The Domain Of Arnheim 1962 by Rene Magritte
In 1962 Magritte painted a gouche and an oil of his Domain of Arnheim based on Edgar Allen Poe's story "The Domain of Arnheim:"
[From Poe:] "...no such combination of scenery exists in nature as the painter of genius may produce. No such paradises are to be found in reality as have glowed on the canvas of
Claude. In the most enchanting of natural landscapes there will always be found a defect or an excess - many excesses and defects.

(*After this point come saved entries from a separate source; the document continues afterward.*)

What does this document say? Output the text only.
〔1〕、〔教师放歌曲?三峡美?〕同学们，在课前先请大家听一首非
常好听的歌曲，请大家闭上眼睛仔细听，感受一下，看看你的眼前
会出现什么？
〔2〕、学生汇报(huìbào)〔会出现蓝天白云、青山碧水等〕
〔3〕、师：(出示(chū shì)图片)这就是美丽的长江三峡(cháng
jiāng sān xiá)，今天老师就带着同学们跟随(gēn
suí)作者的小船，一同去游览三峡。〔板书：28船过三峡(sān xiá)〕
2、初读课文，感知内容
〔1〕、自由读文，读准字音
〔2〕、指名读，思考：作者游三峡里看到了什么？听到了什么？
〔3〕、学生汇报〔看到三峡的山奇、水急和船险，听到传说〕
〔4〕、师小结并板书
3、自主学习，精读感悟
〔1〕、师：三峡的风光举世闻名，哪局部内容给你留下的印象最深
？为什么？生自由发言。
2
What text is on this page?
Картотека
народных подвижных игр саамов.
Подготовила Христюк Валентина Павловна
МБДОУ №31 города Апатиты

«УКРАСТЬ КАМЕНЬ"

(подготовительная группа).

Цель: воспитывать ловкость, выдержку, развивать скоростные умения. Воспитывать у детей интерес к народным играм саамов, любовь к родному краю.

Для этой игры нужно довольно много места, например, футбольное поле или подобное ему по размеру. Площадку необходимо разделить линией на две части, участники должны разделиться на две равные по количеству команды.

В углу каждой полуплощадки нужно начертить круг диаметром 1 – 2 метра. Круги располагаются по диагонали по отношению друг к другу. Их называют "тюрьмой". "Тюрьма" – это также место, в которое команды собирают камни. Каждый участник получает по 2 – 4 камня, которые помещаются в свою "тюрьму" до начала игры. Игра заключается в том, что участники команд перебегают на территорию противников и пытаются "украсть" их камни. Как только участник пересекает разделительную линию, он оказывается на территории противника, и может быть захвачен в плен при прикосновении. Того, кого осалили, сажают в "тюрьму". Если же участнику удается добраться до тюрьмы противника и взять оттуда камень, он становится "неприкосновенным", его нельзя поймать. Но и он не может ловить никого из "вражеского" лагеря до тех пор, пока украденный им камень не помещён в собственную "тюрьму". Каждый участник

While the component parts may defy,
individually, the highest skill of the artist, the arrangement of these parts will always be susceptible of improvement. In short, no position can be attained on the wide surface
of the natural earth, from which an artistical eye, looking steadily, will not find matter of offence in what is termed the 'composition' of the landscape. And yet how
unintelligible is this! In all other matters we are justly instructed to regard nature as supreme. With her details we shrink from competition. Who shall presume to imitate the
colours of the tulip, or to improve the proportions of the lily of the valley?"
The Domain of Arnheim may be Poe's greatest story. Poe himself held it in high esteem. He wrote, " 'The Domain of Arnheim' expresses much of my soul."
To Magritte The Domain of Arnheim represented the ideal landscape as expressed by Poe. Magritte also used the granite eagle on the mountain ridge in others works with different
titles. The image of the mountain shaped like an eagle predates the "Domain of Arnheim" images, first appearing in "Le precurseur" (1936). The catalogue raisonne says,
"The mountain may well have been based upon the upper two-thirds of a color reproduction of a photograph found among Magritte's papers, something he certainly handled, as it
bears a drawing by him on the verso."